Eva Petropoulou Lianou interviews Alexander Kabishev on his Hyperloop poetry anthology project

Dear Alexander, you are a very creative person – a poet and an artist! Tell us, who do you see yourself more? A poet or an artist?

Answer

I would not like to separate these two concepts. Being both a poet and an artist means thinking, connecting thoughts together, giving them a complete look and striving to present your work to the public. And being a poet or an artist, an architect, a designer or a musician is more about the forms and tools of presenting your thoughts.

For me, literary and artistic methods of work are familiar and convenient to the same extent. Some images are easier to present in the format of a poem, some in the format of a picture, in addition, there are visual people, there are audial. In my opinion, the information capacity (the main part) of poetic and artistic works is comparable.

I continue to explore this issue and right now, within the framework of our new working project “choism”, I strive to study and present the possibilities of both literature and fine art to the same extent.
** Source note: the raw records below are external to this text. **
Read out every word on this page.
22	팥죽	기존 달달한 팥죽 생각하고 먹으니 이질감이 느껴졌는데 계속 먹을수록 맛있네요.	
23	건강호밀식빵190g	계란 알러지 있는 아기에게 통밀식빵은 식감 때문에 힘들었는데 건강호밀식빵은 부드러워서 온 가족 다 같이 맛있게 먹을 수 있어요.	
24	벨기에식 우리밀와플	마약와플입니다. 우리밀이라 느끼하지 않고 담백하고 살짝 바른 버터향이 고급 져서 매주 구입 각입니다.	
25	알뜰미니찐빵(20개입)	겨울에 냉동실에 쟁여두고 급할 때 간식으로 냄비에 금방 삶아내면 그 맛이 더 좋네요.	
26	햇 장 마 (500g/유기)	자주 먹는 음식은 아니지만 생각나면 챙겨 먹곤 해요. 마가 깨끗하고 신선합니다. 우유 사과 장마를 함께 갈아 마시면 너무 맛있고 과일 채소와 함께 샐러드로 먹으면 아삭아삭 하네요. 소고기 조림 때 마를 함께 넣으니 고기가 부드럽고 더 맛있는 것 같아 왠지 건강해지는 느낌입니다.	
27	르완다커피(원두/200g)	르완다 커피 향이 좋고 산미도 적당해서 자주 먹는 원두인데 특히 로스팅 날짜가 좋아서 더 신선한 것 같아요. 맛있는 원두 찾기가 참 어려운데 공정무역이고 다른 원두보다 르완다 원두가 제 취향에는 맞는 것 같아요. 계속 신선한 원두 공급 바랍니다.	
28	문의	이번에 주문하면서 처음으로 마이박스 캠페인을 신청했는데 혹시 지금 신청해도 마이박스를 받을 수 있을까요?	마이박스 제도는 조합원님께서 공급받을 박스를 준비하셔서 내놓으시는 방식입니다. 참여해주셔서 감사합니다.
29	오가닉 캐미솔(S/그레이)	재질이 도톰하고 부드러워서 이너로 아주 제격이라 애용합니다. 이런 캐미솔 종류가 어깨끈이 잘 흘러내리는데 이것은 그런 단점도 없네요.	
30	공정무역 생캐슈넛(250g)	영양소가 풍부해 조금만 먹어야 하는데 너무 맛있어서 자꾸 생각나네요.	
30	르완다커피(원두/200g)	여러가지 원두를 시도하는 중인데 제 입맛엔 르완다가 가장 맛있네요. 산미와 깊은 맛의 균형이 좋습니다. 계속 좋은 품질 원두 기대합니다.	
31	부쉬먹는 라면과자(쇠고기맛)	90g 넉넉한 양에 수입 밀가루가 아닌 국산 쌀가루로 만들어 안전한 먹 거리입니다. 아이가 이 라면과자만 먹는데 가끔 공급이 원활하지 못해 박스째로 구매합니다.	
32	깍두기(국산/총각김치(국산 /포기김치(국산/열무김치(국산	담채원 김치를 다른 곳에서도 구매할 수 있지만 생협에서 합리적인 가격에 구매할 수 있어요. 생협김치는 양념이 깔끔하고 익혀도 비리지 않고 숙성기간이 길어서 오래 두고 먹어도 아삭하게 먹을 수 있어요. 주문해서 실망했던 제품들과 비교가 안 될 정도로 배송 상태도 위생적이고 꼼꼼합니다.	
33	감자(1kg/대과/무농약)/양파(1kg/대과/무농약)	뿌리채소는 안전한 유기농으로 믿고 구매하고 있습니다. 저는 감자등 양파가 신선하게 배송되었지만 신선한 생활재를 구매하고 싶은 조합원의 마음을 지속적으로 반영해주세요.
You have recently created a new project called “Hyperpoem”. What prompted you to create this project?

Answer

This was and still is one of our most ambitious and time-consuming projects. It all started with a small publication on social networks, in which we asked the authors to write one quatrain each in order to collect them later into one work. The effect was amazing! Dozens of authors from different countries responded to this invitation. Then I realized that the project is relevant, interesting and useful for modern poets, of whom there are millions in the world!

But what purpose could be offered to them to continue the project and turn it into something more? A world record! It was a very solid and attractive overall goal, which gave the project clarity and symbolism, and the theme of “International Friendship” only further revealed the potential of both the entire Hyperpoem and each poet in particular.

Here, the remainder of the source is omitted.